Ecarté juridiquement du pouvoir, Hubert Falco va-t-il donc continuer en coulisses à tirer les ficelles à Toulon, avec l’aide d’une de ses plus proches fidèles ? Dans l’opposition, la crainte est grande. « Une main cachée dirige encore tout », accuse Amaury Navaranne, conseiller municipal RN à Toulon. « Les Toulonnais ne veulent pas d’un nouveau maire fantoche téléguidé par son prédécesseur. C’est mépriser les Toulonnais que de leur faire croire qu’un nouveau maire issu de la majorité municipale se démarquera du système mis en place depuis vingt ans. »  « Ce n’est pas un changement de personne qu’il faut, réclame André de Ubeda, conseiller PCF d’opposition. C’est un changement de système. »

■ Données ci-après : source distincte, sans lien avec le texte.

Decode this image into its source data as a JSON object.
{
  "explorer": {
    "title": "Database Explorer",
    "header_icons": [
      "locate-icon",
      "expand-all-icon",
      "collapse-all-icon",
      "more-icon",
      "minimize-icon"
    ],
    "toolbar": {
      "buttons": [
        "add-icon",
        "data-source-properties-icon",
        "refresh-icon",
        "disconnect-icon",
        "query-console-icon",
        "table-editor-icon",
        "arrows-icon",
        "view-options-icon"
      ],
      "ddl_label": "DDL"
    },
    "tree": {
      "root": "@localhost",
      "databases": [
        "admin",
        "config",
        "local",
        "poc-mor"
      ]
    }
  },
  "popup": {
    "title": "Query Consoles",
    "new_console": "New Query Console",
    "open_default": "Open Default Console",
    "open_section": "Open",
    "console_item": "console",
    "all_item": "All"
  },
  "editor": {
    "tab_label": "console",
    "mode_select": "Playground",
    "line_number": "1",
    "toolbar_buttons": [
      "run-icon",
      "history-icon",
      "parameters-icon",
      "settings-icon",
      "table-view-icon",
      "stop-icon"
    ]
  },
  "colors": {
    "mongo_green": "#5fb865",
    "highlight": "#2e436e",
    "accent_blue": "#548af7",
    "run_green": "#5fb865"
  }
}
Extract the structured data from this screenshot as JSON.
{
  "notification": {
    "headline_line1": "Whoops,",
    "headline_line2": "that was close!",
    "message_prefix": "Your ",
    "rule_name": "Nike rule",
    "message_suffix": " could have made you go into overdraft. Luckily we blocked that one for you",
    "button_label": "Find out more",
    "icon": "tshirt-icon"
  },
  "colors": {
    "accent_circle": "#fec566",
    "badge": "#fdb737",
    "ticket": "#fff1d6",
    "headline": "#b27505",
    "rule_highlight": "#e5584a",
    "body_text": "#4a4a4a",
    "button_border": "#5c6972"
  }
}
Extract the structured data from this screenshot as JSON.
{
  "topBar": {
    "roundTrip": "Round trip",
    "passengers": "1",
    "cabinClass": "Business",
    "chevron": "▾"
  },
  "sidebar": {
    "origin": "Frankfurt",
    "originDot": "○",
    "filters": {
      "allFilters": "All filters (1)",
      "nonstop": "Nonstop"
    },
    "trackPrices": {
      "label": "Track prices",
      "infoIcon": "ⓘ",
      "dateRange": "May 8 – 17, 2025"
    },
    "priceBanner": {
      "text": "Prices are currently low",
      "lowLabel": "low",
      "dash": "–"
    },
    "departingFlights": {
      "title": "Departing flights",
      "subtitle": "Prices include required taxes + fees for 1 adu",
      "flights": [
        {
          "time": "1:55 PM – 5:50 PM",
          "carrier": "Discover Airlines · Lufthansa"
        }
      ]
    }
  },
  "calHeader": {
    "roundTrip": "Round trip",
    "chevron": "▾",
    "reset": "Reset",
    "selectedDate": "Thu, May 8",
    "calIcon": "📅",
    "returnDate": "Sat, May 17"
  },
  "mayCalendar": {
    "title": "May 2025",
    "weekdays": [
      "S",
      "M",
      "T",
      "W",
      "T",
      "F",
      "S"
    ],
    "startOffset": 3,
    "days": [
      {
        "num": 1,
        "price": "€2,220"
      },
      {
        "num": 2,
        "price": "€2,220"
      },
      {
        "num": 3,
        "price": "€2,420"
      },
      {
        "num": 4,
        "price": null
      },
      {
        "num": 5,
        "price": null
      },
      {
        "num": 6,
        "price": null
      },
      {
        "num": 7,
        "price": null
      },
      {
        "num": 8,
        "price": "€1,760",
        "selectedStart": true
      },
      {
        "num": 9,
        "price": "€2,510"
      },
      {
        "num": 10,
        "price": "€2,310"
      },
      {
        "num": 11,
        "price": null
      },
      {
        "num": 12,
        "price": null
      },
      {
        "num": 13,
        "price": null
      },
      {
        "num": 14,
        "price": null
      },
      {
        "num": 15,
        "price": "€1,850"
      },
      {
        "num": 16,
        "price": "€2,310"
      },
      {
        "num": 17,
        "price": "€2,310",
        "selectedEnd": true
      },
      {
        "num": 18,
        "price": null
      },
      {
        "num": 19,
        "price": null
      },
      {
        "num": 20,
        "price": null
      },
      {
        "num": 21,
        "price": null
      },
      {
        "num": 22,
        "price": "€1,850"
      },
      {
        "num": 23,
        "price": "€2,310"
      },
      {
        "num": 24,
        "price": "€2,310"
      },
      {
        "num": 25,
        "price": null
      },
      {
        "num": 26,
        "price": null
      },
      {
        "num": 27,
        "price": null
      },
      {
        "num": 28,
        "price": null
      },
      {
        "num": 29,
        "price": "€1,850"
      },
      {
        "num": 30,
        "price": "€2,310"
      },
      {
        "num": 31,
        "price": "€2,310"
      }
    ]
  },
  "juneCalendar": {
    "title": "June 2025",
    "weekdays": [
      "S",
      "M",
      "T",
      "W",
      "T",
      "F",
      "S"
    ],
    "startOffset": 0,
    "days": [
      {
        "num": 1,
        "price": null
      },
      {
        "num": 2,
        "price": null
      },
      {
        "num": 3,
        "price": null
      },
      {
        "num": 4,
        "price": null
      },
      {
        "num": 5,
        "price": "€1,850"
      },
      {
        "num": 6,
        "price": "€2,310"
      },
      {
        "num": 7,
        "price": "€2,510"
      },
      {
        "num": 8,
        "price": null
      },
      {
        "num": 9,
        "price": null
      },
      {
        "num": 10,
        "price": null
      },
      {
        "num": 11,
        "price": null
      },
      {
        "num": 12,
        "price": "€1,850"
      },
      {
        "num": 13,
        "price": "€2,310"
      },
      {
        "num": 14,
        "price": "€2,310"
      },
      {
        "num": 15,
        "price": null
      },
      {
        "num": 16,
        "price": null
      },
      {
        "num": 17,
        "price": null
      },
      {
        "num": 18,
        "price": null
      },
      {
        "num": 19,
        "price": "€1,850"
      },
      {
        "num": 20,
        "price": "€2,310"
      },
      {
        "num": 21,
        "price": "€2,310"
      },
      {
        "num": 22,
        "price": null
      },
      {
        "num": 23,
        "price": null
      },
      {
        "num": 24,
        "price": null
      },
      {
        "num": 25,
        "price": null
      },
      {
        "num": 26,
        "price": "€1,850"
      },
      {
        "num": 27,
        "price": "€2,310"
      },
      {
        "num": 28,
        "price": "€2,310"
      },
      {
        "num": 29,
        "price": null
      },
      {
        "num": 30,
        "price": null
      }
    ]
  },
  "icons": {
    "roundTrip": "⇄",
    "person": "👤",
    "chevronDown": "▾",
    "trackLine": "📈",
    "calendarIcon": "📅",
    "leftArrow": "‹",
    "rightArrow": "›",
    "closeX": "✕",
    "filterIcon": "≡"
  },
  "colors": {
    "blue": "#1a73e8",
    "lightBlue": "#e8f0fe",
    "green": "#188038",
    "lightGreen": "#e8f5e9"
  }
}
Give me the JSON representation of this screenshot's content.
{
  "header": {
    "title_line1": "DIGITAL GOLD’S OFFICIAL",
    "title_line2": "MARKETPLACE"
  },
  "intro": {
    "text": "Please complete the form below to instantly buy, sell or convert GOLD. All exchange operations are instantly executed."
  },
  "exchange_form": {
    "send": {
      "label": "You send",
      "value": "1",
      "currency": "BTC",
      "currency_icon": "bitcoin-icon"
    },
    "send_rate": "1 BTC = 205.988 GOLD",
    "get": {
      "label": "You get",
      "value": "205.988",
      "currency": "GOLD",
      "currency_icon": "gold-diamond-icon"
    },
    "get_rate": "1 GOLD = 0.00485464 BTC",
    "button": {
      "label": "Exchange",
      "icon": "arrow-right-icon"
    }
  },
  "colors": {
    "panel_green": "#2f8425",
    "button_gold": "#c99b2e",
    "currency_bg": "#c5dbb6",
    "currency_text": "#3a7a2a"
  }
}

« Seul l’avenir nous le dira mais on sera extrêmement vigilant à ce que la décision de justice soit respectée, mais j’ai peur que la maire devienne un porte-voix ou la marionnette d’Hubert Falco », s’alarme Cécile Muschotti, conseillère municipale d’opposition issue de la majorité présidentielle. « Je ne suis pas une plante verte », martèle Josée Massi. Et d’insister : « Oui, on est différent. Je vais prendre une métaphore. Monsieur Falco a construit la maison. Il a fait les murs. L’architecture est faite. C’est le programme sur lequel on a été élu. Je suis différente. J’ai une touche sociale. »

Maire intérimaire

Encore faut-il que la nouvelle maire se projette en tant que tel sur le long terme. A en croire certains adjoints, Josée Massi serait plus une maire intérimaire qu’autre chose, en attendant le retour du chef. « L’appel a été interjeté, rappelle André Cavanna. Il n’est pas impensable d’envisager, on a déjà l’exemple sur la commune de Montauban, que le juge d’appel soit beaucoup moins sévère, et que pourquoi pas, Hubert Falco puisse reprendre son mandat de maire de Toulon. » Interrogée sur le sujet, Josée Massi a refusé de répondre, rappelant que « ce serait la décision du conseil municipal ».